FABLE: A Semi-Supervised Prescription Information Extraction System

Prescription information is an important component of electronic health records (EHRs). This information contains detailed medication instructions that are crucial for patients' well-being and is often detailed in the narrative portions of EHRs. As a result, narratives of EHRs need to be processed with natural language processing (NLP) methods that can extract medication and prescription information from free text. However, automatic methods for medication and prescription extraction from narratives face two major challenges: (1) dictionaries can fall short even when identifying well-defined and syntactically consistent categories of medication entities, (2) some categories of medication entities are sparse, and at the same time lexically (and syntactically) diverse.
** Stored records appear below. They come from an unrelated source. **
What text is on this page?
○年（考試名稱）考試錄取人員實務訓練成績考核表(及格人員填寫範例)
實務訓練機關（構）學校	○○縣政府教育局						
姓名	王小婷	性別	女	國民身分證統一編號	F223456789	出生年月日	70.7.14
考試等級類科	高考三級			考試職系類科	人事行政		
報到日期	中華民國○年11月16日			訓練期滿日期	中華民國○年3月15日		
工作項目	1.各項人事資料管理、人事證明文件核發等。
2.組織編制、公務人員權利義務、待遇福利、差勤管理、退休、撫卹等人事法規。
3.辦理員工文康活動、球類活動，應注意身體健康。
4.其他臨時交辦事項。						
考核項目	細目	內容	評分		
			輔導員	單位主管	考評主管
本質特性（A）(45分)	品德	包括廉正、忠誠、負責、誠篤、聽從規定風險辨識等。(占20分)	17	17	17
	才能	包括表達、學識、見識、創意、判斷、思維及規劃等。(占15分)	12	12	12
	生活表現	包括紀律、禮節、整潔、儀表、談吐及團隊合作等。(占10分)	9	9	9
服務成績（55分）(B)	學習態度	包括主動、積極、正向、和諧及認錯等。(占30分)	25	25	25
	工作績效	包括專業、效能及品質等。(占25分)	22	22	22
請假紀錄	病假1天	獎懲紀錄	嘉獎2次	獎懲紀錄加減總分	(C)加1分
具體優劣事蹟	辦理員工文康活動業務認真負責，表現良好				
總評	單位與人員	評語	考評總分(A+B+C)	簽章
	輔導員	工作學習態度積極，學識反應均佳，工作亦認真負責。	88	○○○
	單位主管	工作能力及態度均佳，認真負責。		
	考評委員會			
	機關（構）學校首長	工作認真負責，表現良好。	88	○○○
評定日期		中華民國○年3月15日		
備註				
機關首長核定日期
In this paper, we describe FABLE, a system for automatically extracting prescription information from discharge summaries. FABLE utilizes unannotated data to enhance annotated training data: it performs semi-supervised extraction of medication information using pseudo-labels with Conditional Random Fields (CRFs) to improve its understanding of incomplete, sparse, and diverse medication entities. When evaluated against the official benchmark set from the 2009 i2b2 Shared Task and Workshop on Medication Extraction, FABLE achieves a horizontal phrase-level F1-measure of 0.878, giving state-of-the-art performance and significantly improving on nearly all entity categories.